Performance problems in SUJ

SUJ has been around for a year now and 9.0 will release with it this summer. In preparation I am working on the few known performance problems. The problems are sufficiently general to softupdates that they may be of interest to those who study different filesystem consistency mechanisms.

The new code and dependencies add some extra CPU overhead to each filesystem operation but in practice this has been negligible. However once disks reach ops per second rates similar to that of network interface cards we will have to re-evaluate filesystems entirely. Back on topic, the two classes of problems we have encountered relate to synchronous journal writes and excessive rollbacks.

You may recall that softupdates uses rollbacks to revert metadata operations that are not yet safe when a buffer is written to disk. When the write completes the change is rolled forward in memory and the buffer is marked dirty again. This allows us to separate potentially circular dependencies, rolling back some while writing others, allowing the filesystem state to move forward. This eliminates the types of journaling problems that can occur when many operations are allowed to aggregate for efficiency reasons which may lead to waiting on unrelated IO when fsync() is called. Our notion of a transaction is less simplistic.

The journaling code adds new dependencies and new rollbacks to the filesystem. Most importantly, the allocation bitmaps are now rolled back. In some cases we may discover that one filesystem operation undoes another and softupdates handles this by canceling all of the dependencies after reverting the metadata changes. It turned out there were some cases where the time between canceling the dependencies and the actual reversion of the changes could be longer than I expected. This would leave a dependency that was unsatisfied which would hold a cylinder-group dirty for several seconds. The solution was to simply allow the journal record to proceed even when we decide to cancel the operation. If the operation is undone before the write is issued we will still eliminate it, however, there is no harm in journaling an operation that does not happen. The checker will discover the true state of all the metadata and take no action.

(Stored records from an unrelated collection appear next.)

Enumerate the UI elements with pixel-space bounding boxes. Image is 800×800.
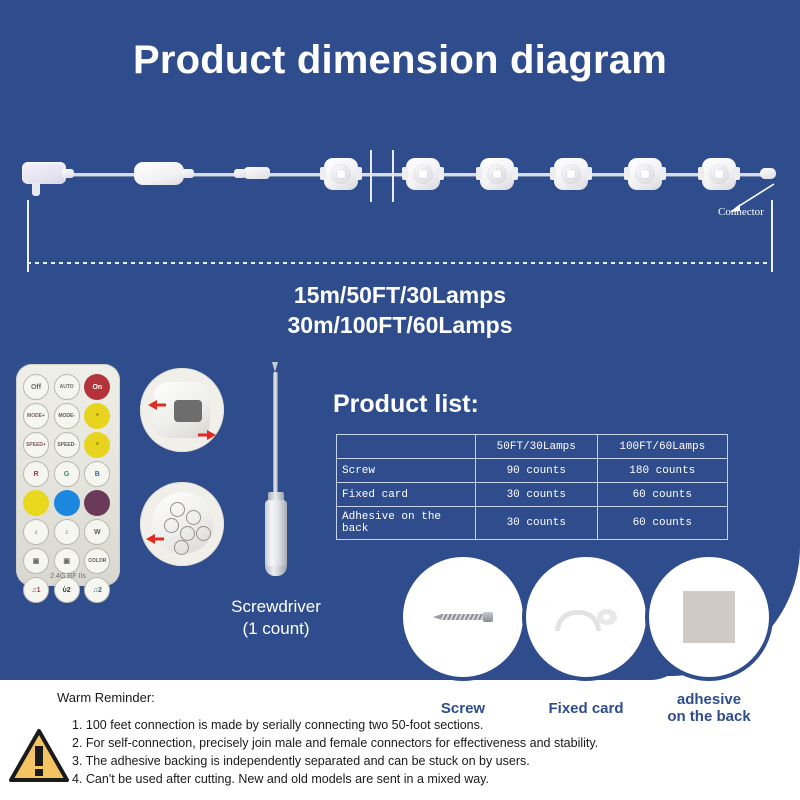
end-connector-icon [760,168,776,179]
screwdriver-shaft [273,372,278,495]
remote-button-14[interactable] [84,490,110,516]
accessory-circle-screw [399,553,527,681]
table-header-row: 50FT/30Lamps 100FT/60Lamps [337,435,728,459]
row-100ft: 180 counts [597,459,727,483]
module-tab [734,167,740,180]
dimension-label-100ft: 30m/100FT/60Lamps [0,312,800,339]
cut-mark-left [370,150,372,202]
table-row: Adhesive on the back 30 counts 60 counts [337,507,728,540]
remote-mini-button [196,526,211,541]
remote-button-7[interactable]: SPEED- [54,432,80,458]
row-50ft: 90 counts [476,459,598,483]
remote-button-0[interactable]: Off [23,374,49,400]
module-tab [586,167,592,180]
dimension-label-50ft: 15m/50FT/30Lamps [0,282,800,309]
red-arrow-icon [148,400,166,410]
remote-mini-button [186,510,201,525]
remote-button-22[interactable]: ὑ2 [54,577,80,603]
product-dimension-diagram-page: Product dimension diagram [0,0,800,800]
row-item: Screw [337,459,476,483]
remote-button-6[interactable]: SPEED+ [23,432,49,458]
row-50ft: 30 counts [476,507,598,540]
remote-button-label: MODE- [58,413,75,419]
reminder-item-4: 4. Can't be used after cutting. New and … [72,770,598,788]
remote-button-2[interactable]: On [84,374,110,400]
remote-button-8[interactable]: * [84,432,110,458]
remote-button-label: ♪ [34,529,38,536]
accessory-label-adhesive-line1: adhesive [634,691,784,708]
module-tab [438,167,444,180]
table-row: Screw 90 counts 180 counts [337,459,728,483]
remote-detail-inset-2 [140,482,224,566]
screw-head [483,612,493,622]
remote-button-16[interactable]: ♪ [54,519,80,545]
connector-pin-icon [234,169,246,178]
warning-triangle-icon [8,728,70,784]
red-arrow-icon [198,430,216,440]
led-module [480,158,514,190]
remote-button-grid[interactable]: OffAUTOOnMODE+MODE-*SPEED+SPEED-*RGB♪♪W▣… [23,374,113,603]
led-lens [487,164,507,184]
remote-mini-button [174,540,189,555]
warm-reminder-list: 1. 100 feet connection is made by serial… [72,716,598,788]
led-module [324,158,358,190]
remote-button-label: COLOR [88,558,106,564]
screwdriver-count: (1 count) [176,618,376,640]
reminder-item-2: 2. For self-connection, precisely join m… [72,734,598,752]
remote-button-label: AUTO [60,384,74,390]
remote-button-11[interactable]: B [84,461,110,487]
remote-button-label: * [96,413,99,420]
remote-model-label: 2.4G RF IIs [16,573,120,580]
row-100ft: 60 counts [597,507,727,540]
module-tab [550,167,556,180]
screw-icon [433,612,493,622]
product-list-table: 50FT/30Lamps 100FT/60Lamps Screw 90 coun… [336,434,728,540]
module-tab [624,167,630,180]
led-module [554,158,588,190]
module-tab [698,167,704,180]
led-lens [331,164,351,184]
led-lens [635,164,655,184]
wire-segment [662,173,702,176]
remote-button-19[interactable]: ▣ [54,548,80,574]
table-header-blank [337,435,476,459]
wire-segment [514,173,554,176]
remote-button-label: * [96,442,99,449]
module-detail-inset-1 [140,368,224,452]
wire-segment [358,173,406,176]
remote-button-label: SPEED+ [26,442,46,448]
led-lens [709,164,729,184]
remote-button-label: On [92,384,102,391]
row-100ft: 60 counts [597,483,727,507]
module-tab [356,167,362,180]
wire-segment [588,173,628,176]
remote-button-4[interactable]: MODE- [54,403,80,429]
screwdriver-tip [272,362,278,372]
remote-button-23[interactable]: ♫2 [84,577,110,603]
remote-button-9[interactable]: R [23,461,49,487]
row-50ft: 30 counts [476,483,598,507]
controller-connector-icon [182,169,194,178]
table-header-50ft: 50FT/30Lamps [476,435,598,459]
led-lens [413,164,433,184]
remote-button-17[interactable]: W [84,519,110,545]
card-arc [555,610,601,631]
dimension-dotted-line [27,262,773,264]
screw-shank [441,614,485,620]
remote-button-5[interactable]: * [84,403,110,429]
remote-mini-button [180,526,195,541]
connector-label: Connector [718,206,764,218]
cut-mark-right [392,150,394,202]
warm-reminder-title: Warm Reminder: [57,690,155,705]
remote-button-label: ♪ [65,529,69,536]
remote-button-1[interactable]: AUTO [54,374,80,400]
product-list-heading: Product list: [333,390,479,419]
remote-button-13[interactable] [54,490,80,516]
remote-button-label: MODE+ [27,413,45,419]
remote-button-label: ♫1 [31,587,40,594]
remote-button-label: ▣ [63,557,70,565]
module-tab [512,167,518,180]
remote-button-label: ♫2 [93,587,102,594]
remote-button-label: ὑ2 [63,587,71,594]
accessory-label-adhesive-line2: on the back [634,708,784,725]
led-module [628,158,662,190]
remote-button-label: Off [31,384,41,391]
plug-connector-icon [62,169,74,178]
reminder-item-3: 3. The adhesive backing is independently… [72,752,598,770]
card-eye [597,609,617,625]
screwdriver-name: Screwdriver [176,596,376,618]
row-item: Fixed card [337,483,476,507]
table-header-100ft: 100FT/60Lamps [597,435,727,459]
module-tab [476,167,482,180]
remote-button-10[interactable]: G [54,461,80,487]
led-strip-diagram: Connector [0,140,800,270]
accessory-circle-fixed-card [522,553,650,681]
remote-button-label: ▣ [33,557,40,565]
remote-button-label: W [94,529,101,536]
remote-control[interactable]: OffAUTOOnMODE+MODE-*SPEED+SPEED-*RGB♪♪W▣… [16,364,120,586]
page-title: Product dimension diagram [0,38,800,83]
remote-button-21[interactable]: ♫1 [23,577,49,603]
remote-button-label: R [33,471,38,478]
remote-button-label: G [64,471,69,478]
remote-button-3[interactable]: MODE+ [23,403,49,429]
power-plug-icon [22,162,66,184]
male-female-connector-icon [244,167,270,179]
remote-button-label: B [95,471,100,478]
remote-mini-button [164,518,179,533]
screwdriver-handle [265,500,287,572]
remote-button-15[interactable]: ♪ [23,519,49,545]
inline-controller-icon [134,162,184,185]
led-module [406,158,440,190]
module-tab [402,167,408,180]
red-arrow-icon [146,534,164,544]
module-slot [174,400,202,422]
accessory-circle-adhesive [645,553,773,681]
remote-button-label: SPEED- [57,442,76,448]
wire-segment [66,173,136,176]
adhesive-square-icon [683,591,735,643]
module-tab [660,167,666,180]
wire-segment [440,173,480,176]
remote-button-12[interactable] [23,490,49,516]
table-row: Fixed card 30 counts 60 counts [337,483,728,507]
fixed-card-icon [555,606,617,628]
reminder-item-1: 1. 100 feet connection is made by serial… [72,716,598,734]
remote-button-20[interactable]: COLOR [84,548,110,574]
row-item: Adhesive on the back [337,507,476,540]
module-tab [320,167,326,180]
remote-button-18[interactable]: ▣ [23,548,49,574]
led-lens [561,164,581,184]
remote-mini-button [170,502,185,517]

The second problem has to do with blocking journal writes. There are some cases where rollbacks would be impractical so instead we detect them and force a synchronous journal write. There are very few instances of this in the filesystem but one that remains is particularly egregious. The checker requires that a new block allocation is journaled before the block is actually written. The filesystem assumes that it can write to datablocks in any order and indeed it does so before the allocation bits hit the cylinder group. These are not compatible so a new block which is immediately written to disk after allocation will wait first for the journal write and second for the block write, doubling the latency. This is tricky because we only need to block in the case that the previous identity of the block was as an indirect block for a file whose truncation still exists in the journal. The new record must first be written so the checker doesn't attempt to interpret the block as a table of indirect block pointers.

I haven't yet solved this second problem. My intent is to cache the list of recently freed indirect blocks in some fashion but I need to do it with the least memory and cpu overhead I can. My hope is to solve this soon. Experimental kernels where this restriction is relaxed perform as well as softupdates without journaling in all of the tests I've tried.